From the critically acclaimed author of Bunny comes a horror-tinted, gothic fairy tale about a lonely dress shop clerk whose mother’s unexpected death sends her down a treacherous path in pursuit of youth and beauty. Can she escape her mother’s fate—and find a connection that is more than skin deep?
For as long as she can remember, Belle has been insidiously obsessed with her skin and skincare videos. When her estranged mother Noelle mysteriously dies, Belle finds herself back in Southern California, dealing with her mother’s considerable debts and grappling with lingering questions about her death. The stakes escalate when a strange woman in red appears at the funeral, offering a tantalizing clue about her mother’s demise, followed by a cryptic video about a transformative spa experience. With the help of a pair of red shoes, Belle is lured into the barbed embrace of La Maison de Méduse, the same lavish, culty spa to which her mother was devoted. There, Belle discovers the frightening secret behind her (and her mother’s) obsession with the mirror—and the great shimmering depths (and demons) that lurk on the other side of the glass.

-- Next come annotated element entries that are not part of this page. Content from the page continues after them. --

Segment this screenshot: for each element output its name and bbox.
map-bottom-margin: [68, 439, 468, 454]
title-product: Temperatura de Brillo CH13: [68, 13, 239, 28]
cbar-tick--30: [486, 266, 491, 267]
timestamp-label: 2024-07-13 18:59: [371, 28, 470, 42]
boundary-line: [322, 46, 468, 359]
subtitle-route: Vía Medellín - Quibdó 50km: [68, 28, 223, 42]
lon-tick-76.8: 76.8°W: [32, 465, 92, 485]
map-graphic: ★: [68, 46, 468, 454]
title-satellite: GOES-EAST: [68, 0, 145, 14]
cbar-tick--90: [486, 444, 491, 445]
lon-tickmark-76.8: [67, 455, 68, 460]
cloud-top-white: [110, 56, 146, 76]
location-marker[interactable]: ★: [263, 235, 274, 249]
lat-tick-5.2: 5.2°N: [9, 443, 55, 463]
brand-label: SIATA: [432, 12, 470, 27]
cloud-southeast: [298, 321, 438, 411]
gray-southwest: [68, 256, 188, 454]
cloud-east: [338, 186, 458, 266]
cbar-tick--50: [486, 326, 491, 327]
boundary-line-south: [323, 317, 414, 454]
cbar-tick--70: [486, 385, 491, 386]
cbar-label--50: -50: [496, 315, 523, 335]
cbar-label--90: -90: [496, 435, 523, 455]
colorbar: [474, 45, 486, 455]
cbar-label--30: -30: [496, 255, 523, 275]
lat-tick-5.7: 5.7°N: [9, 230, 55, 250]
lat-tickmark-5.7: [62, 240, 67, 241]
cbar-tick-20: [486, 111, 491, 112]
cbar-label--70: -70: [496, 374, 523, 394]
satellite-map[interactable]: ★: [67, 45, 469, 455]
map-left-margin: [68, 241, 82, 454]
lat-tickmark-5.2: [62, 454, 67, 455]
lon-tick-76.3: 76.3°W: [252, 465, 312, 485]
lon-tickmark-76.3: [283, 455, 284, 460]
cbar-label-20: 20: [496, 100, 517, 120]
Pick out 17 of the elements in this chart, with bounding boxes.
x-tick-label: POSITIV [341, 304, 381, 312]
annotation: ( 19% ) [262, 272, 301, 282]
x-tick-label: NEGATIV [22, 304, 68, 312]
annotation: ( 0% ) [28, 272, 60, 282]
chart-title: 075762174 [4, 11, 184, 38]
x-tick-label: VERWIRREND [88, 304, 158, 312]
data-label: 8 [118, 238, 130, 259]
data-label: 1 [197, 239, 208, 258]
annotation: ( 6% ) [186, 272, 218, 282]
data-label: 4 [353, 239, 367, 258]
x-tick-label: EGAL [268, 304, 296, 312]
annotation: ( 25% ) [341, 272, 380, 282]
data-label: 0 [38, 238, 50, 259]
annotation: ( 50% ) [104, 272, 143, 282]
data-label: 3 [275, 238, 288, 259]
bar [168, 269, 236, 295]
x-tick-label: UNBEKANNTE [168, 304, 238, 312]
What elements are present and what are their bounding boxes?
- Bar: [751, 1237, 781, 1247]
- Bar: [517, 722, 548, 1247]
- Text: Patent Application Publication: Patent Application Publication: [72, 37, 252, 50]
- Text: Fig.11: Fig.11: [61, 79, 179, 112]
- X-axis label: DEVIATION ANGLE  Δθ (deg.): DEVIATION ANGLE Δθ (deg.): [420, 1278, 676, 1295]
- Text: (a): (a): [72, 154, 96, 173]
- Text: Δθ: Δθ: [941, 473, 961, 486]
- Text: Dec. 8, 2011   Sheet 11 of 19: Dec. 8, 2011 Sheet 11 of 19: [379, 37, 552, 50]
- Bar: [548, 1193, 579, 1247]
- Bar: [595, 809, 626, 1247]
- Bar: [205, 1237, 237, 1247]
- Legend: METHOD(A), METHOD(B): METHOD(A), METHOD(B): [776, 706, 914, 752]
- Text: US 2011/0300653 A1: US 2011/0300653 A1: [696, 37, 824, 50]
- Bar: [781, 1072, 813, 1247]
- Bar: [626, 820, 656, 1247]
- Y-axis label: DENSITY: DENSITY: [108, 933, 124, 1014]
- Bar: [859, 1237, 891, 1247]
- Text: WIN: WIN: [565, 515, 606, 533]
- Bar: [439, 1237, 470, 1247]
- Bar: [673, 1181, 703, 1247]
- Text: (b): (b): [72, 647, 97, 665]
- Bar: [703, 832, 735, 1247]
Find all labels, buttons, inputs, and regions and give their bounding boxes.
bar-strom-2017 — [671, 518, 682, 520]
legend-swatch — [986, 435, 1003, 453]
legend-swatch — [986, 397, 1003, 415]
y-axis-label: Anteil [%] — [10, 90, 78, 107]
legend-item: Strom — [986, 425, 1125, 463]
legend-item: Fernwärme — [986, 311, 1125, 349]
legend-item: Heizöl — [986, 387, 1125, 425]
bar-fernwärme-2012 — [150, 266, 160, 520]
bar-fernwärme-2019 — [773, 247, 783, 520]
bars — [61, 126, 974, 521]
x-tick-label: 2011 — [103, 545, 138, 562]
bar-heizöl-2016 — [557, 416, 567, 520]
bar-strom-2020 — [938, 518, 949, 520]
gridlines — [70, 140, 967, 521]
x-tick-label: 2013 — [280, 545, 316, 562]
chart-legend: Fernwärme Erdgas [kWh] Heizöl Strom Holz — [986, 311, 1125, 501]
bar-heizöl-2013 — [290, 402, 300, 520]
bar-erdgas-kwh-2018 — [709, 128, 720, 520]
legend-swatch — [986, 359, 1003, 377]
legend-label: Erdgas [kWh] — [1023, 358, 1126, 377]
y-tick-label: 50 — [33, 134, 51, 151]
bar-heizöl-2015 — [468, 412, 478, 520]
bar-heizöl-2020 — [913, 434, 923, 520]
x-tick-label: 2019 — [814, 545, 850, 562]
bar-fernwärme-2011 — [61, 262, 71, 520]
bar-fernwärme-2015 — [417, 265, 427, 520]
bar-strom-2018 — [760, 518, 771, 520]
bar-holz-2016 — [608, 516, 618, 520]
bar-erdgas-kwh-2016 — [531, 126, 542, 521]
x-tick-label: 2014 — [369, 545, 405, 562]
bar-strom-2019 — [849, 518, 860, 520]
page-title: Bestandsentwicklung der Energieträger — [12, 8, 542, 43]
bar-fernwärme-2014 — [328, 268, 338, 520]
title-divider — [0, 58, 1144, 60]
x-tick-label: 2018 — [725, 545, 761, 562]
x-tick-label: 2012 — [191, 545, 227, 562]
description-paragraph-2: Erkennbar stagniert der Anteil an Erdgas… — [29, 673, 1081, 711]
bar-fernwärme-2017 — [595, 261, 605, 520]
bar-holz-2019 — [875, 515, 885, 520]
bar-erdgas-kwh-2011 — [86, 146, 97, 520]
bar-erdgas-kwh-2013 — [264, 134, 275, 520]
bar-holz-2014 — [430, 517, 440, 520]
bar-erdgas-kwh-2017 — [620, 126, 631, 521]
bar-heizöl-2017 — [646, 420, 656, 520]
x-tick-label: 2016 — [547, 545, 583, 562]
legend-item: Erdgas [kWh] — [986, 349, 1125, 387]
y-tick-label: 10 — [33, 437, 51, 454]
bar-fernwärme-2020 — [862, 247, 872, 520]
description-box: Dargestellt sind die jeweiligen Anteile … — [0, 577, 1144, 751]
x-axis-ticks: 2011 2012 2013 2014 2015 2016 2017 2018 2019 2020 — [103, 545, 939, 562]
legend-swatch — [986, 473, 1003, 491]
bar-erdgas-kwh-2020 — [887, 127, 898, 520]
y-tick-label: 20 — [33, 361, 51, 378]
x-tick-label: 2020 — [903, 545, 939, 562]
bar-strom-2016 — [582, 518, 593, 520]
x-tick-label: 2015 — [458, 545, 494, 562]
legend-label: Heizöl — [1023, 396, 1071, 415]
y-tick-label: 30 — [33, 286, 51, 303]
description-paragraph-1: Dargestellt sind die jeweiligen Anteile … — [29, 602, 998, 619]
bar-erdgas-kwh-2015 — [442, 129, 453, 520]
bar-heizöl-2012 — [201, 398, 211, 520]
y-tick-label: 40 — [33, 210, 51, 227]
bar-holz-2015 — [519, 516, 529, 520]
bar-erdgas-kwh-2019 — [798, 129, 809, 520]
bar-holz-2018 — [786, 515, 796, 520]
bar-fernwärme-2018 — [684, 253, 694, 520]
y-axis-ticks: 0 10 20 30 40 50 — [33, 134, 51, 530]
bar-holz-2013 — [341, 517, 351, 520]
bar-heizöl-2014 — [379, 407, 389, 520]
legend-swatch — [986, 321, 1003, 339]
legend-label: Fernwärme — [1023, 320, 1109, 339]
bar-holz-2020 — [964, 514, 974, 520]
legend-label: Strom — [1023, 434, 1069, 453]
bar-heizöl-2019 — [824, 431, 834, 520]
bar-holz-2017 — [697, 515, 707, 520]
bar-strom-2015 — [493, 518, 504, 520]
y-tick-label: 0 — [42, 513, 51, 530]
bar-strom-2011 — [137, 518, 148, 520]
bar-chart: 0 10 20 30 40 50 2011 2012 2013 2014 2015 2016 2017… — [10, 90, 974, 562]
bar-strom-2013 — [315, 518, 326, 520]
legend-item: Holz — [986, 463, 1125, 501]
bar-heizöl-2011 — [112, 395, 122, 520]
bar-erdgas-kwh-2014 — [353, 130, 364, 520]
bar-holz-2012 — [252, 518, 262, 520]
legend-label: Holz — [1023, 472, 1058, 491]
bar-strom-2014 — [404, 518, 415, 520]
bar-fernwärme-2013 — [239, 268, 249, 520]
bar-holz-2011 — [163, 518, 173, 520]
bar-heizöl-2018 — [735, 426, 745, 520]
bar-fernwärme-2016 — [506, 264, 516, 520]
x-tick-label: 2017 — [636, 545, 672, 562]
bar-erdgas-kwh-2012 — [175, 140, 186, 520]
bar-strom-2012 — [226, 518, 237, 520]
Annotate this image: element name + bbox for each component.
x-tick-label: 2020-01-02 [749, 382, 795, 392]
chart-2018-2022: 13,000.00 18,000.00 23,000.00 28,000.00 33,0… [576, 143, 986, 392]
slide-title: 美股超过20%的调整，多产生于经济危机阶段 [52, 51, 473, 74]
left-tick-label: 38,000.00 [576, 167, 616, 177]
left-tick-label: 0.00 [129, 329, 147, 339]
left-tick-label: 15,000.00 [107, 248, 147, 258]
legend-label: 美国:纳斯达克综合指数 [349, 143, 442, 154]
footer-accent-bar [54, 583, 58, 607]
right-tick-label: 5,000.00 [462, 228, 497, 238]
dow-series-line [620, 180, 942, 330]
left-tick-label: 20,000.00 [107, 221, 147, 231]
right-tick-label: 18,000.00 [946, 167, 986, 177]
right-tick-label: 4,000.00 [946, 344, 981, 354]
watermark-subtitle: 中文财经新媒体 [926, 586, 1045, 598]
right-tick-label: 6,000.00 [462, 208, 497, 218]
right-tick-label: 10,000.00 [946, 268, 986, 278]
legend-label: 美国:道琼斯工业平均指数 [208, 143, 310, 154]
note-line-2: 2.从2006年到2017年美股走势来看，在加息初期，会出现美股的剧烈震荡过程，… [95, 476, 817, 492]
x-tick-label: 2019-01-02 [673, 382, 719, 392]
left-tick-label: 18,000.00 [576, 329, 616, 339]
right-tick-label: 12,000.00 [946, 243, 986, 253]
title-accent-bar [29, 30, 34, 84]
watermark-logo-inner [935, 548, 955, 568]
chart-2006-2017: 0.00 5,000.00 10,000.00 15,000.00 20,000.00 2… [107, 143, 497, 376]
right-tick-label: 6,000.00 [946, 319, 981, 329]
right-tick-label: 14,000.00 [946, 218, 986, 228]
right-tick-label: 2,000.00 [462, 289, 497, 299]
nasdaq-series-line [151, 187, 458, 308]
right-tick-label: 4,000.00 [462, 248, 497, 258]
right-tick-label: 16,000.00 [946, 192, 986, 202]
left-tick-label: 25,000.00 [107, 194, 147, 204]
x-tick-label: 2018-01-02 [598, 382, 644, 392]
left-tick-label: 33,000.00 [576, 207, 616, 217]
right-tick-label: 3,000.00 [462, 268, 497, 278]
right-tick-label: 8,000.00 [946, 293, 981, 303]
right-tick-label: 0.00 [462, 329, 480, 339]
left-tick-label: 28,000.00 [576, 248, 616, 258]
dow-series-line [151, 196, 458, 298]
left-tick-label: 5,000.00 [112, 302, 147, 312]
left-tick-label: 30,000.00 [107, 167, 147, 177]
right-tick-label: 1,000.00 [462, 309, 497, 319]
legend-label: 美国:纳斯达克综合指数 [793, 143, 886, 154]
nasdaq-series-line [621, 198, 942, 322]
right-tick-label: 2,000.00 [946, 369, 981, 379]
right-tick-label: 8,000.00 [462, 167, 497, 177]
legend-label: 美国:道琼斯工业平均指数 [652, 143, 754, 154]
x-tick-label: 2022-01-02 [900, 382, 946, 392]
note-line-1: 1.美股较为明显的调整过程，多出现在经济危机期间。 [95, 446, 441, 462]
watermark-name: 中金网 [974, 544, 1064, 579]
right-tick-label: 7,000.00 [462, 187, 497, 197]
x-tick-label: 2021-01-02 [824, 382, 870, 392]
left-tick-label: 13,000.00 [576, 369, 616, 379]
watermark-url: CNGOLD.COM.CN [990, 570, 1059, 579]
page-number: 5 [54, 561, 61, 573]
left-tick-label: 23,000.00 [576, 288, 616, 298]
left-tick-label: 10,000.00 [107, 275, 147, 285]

Snow White meets Eyes Wide Shut in this surreal descent into the dark side of beauty, envy, grief, and the complicated love between mothers and daughters. With black humor and seductive horror, Rouge explores the cult-like nature of the beauty industry—as well as the danger of internalizing its pitiless gaze. Brimming with California sunshine and blood-red rose petals, Rouge holds up a warped mirror to our relationship with mortality, our collective fixation with the surface, and the wondrous, deep longing that might lie beneath.
“You’re going to go on quite a journey together,” she says.
“Oh yes. A marvelous journey. Un voyage merveilleux. I can feel it.”
“What sort of journey?” I ask.
She looks at me likewhat a question. “The only journey that matters in the end, Daughter of Noelle.”
“Retinol?” I whisper.
“The soul. A journey of the soul, of course.”
And the white jellyfish in my palm quivers.
Interrupting my short review roundups because Mona Awad is a genius and Rouge deserves all the flowers. It’s absolutely magnifique.
Rouge was my first foray into Awad’s writing and it most certainly won’t be the last.
It’s a dark, head-spinning fairy tale about a young woman who, following the death of her mother, spirals down a dangerous path filled with obsession over beauty and youth.
Mira starts the story in Montreal, estranged from her mother and working in a local dress shop. In her spare time, she obsessively watches influencer skincare videos and painstakingly attempts to recreate their regimes in search of her own skin perfection. Travelling back to her mother’s home in La Jolla, Mira is embraced by an exclusive spa called La Maison de Méduse which is harbouring a horrific secret. There, Mira learns more about her mother’s obsession with appearance and the dark path that led to her demise.
Rouge is a darkly fun and deeply emotional fever dream that has stayed with me long after finishing the last page. At the novel’s forefront is loss and grief, as well as the complex dynamics of mother-daughter relationships. However, Awad also uses the novel as a powerful critique of the beauty industry, particularly how our desire to conform to beauty ideals can lead to a loss of self. Parrallels can be drawn between La Maison de Méduse and the multitudes of companies that prey upon the insecurities of women. Awad explores feelings of self-loathing, particularly from the perspective of someone with dual heritage as well as how women’s self-worth is too often tied to the pursuit of unrealisitic beauty standards and the impact that this has on one’s mental health – I’m looking at you Instagram influencers!
All of this is written in a surreal, heady dream where we’re not quite sure what is real and who to trust. Filling the pages of Rouge are lush red, white and black imagery with a strong undercurrent of tension. It’s an instantly captivating, wildly entertaining and thought-provoking read with the perfect infusion of horror, dark comedy and important social commentary. The ending also had me sobbing tears! It’s so surreal and bizarre and if it had been any other author, it probably wouldn’t have worked but because it was Awad, it was so beautiful. I’m DYING to see this made into a movie because Awad’s imagery is so vivid throughout the novel that it would be remarkable, especially the jellyfish!
I was not expecting Rouge to move me the way it did. It’s still haunts me to this day and has very quickly become one of my all time favourite reads. Mona Awad, I bow down to you.